Questions: Reflective and Coreflective Subcategories
5 questions to test your understanding
Score: 0 / 5
Question 1 Multiple Choice
A student says: 'The category Ab of abelian groups is reflective inside Grp because we can quotient any group G by its commutator subgroup [G,G] to get an abelian group. That's the whole story.' What crucial fact is missing from this description?
AThe construction is wrong — the reflection is the center Z(G), not the commutator quotient
BThe construction is not functorial and cannot be applied consistently to group homomorphisms
CThe reflection G → G/[G,G] has a universal property: every group homomorphism from G to any abelian group factors uniquely through it — this is what makes it the *reflector*, not just any quotient
DAb is not reflective in Grp; it is coreflective because the inclusion has a right adjoint
The abelianization construction G ↦ G/[G,G] is correct, but the student describes it as if the quotient is just a convenient construction. The key is the *universal property*: G/[G,G] is the initial abelian group that G maps to. Any group homomorphism f: G → A with A abelian factors uniquely as G → G/[G,G] → A. This universal factorization property is what makes it a reflector — the reflection is not merely *an* abelian quotient but the *best* one. Without the universal property, you just have a quotient; with it, you have an adjunction.
Question 2 Multiple Choice
Which of the following correctly characterizes the reflector L: C → D in a reflective subcategory D ⊆ C?
AL is a functor that sends each object of C to an arbitrarily chosen object of D
BFor each object X in C, L(X) is the object of D such that any morphism from X to any object A in D factors uniquely through the unit map η_X: X → L(X) in C
CL is the right adjoint of the inclusion functor i: D ↪ C
DL is surjective on objects: every object of D appears as L(X) for some X in C
The reflector L is characterized by the universal property of the unit map η_X: X → L(X). This map is not just any morphism into D — it is the *initial* morphism from X to any D-object, meaning all other maps from X into D factor through it uniquely. This is the adjunction condition Hom_D(L(X), A) ≅ Hom_C(X, i(A)) made concrete. Option C has the variance wrong: L is the *left* adjoint of the inclusion, not the right adjoint. Being a left adjoint (the reflector) is what defines a reflective subcategory.
Question 3 True / False
The Stone-Čech compactification βX is the reflection of a topological space X into the subcategory of compact Hausdorff spaces, meaning every continuous map from X to any compact Hausdorff space factors uniquely through the canonical map X → βX.
TTrue
FFalse
Answer: True
This is precisely the universal property of the Stone-Čech compactification, and it is exactly the statement that compact Hausdorff spaces form a reflective subcategory of completely regular spaces with βX as the reflector. The canonical map X → βX is the unit of the adjunction.

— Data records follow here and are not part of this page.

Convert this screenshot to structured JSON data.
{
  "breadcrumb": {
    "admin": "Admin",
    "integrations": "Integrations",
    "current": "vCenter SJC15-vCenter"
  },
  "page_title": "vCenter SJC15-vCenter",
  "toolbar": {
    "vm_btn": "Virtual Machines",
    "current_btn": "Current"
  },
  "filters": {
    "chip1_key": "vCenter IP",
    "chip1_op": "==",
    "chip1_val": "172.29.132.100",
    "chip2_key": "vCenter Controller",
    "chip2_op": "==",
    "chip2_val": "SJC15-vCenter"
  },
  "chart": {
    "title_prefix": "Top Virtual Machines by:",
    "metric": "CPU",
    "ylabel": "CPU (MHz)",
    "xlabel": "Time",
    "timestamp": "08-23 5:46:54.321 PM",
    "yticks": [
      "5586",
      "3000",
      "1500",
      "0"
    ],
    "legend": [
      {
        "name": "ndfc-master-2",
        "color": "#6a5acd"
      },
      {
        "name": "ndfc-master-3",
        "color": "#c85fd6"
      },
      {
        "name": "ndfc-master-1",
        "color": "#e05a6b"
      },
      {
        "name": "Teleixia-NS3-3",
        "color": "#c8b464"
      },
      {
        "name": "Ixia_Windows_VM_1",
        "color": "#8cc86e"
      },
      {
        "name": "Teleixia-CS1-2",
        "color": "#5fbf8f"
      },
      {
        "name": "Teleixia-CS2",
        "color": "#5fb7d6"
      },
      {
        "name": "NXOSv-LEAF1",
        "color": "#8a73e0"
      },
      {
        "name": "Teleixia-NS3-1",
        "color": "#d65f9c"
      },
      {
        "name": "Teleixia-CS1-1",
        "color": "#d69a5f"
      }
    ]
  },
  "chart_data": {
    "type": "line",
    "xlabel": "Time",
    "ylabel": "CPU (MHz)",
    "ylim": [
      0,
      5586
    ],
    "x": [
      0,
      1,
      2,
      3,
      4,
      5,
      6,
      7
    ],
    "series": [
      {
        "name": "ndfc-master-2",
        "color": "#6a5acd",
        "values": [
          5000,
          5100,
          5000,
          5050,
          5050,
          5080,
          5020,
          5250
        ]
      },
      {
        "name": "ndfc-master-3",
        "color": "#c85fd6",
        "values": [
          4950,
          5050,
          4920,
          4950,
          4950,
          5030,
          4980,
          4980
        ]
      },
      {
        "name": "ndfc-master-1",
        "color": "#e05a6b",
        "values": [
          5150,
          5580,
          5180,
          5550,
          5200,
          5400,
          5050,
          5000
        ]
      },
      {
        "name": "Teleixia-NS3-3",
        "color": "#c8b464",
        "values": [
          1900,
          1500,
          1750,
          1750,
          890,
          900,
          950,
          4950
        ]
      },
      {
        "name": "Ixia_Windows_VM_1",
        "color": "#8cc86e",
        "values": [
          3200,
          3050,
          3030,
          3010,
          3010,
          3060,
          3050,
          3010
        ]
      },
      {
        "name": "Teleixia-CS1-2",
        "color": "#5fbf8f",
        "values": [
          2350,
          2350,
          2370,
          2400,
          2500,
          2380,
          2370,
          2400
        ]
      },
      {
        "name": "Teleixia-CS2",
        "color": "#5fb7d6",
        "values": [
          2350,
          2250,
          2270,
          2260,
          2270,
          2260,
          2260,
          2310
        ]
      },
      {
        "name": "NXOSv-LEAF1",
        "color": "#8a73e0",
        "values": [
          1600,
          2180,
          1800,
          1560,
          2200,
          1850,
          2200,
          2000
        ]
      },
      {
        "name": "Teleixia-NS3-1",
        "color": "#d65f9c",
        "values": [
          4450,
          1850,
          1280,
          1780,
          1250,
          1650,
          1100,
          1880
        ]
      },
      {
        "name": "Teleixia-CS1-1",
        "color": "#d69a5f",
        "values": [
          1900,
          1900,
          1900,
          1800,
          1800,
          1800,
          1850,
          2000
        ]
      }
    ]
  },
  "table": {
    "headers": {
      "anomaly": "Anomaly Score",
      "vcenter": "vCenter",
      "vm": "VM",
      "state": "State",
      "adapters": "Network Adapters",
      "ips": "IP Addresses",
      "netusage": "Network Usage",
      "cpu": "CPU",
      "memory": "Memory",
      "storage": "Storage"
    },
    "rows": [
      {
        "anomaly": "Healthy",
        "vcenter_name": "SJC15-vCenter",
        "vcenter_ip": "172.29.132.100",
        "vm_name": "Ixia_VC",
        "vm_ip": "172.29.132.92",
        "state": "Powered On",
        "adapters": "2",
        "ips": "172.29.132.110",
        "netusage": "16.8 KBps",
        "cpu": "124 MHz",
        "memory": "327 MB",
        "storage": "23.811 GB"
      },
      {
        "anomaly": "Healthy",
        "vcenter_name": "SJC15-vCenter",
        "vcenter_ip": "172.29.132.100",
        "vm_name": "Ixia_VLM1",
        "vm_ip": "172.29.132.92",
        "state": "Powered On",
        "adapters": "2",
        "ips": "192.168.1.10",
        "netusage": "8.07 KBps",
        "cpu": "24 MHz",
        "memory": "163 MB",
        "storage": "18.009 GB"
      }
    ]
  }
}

Any continuous f: X → K with K compact Hausdorff extends uniquely to a continuous f̃: βX → K. This universal property is what distinguishes βX from all other compactifications of X — it is the *maximal* compactification in the sense that it maps onto all others.
Question 4 True / False
Nearly every full subcategory of a category is reflective, as long as it is closed under isomorphisms.
TTrue
FFalse
Answer: False
Being a full subcategory closed under isomorphisms is not sufficient for reflectivity. Reflectivity requires that the inclusion functor i: D ↪ C has a left adjoint — a reflector L: C → D — satisfying a universal property for every object of C. Many full subcategories do not have this property. For example, the subcategory of finite sets inside all sets is a full subcategory closed under isomorphisms, but it is not reflective: there is no 'best finite approximation' to an infinite set in the required sense. The existence of the adjoint is a genuine and nontrivial condition.
Question 5 Short Answer
What does it mean for a subcategory D to be reflective in C, and why is the universal property of the unit map η_X: X → L(X) the central fact — rather than merely the existence of a functor L: C → D?
Think about your answer, then reveal below.
Model answer: D is reflective in C if the inclusion functor i: D ↪ C has a left adjoint L: C → D. This means for every X ∈ C there is a morphism η_X: X → L(X) in C such that any morphism f: X → A with A ∈ D factors uniquely as f = g ∘ η_X for some g: L(X) → A in D. The universal property is central because it is what makes L(X) the *best* D-approximation to X, not just *some* D-object related to X. Without it, L is just a functor that maps into D — many such functors exist and most have no special status. The universal property gives L(X) a canonical role: it is the initial object in the category of morphisms from X to D-objects, which is precisely the adjunction condition.
The distinction matters practically: sheafification is the unique functor from presheaves to sheaves that is left adjoint to the inclusion, and this determines it up to unique isomorphism. Without the universal property, you would have no canonical way to extend maps from presheaves to sheaves, and the construction would lose its functorial coherence. The universal property is not extra structure on top of the functor — it *is* the reason the reflector is well-defined and useful.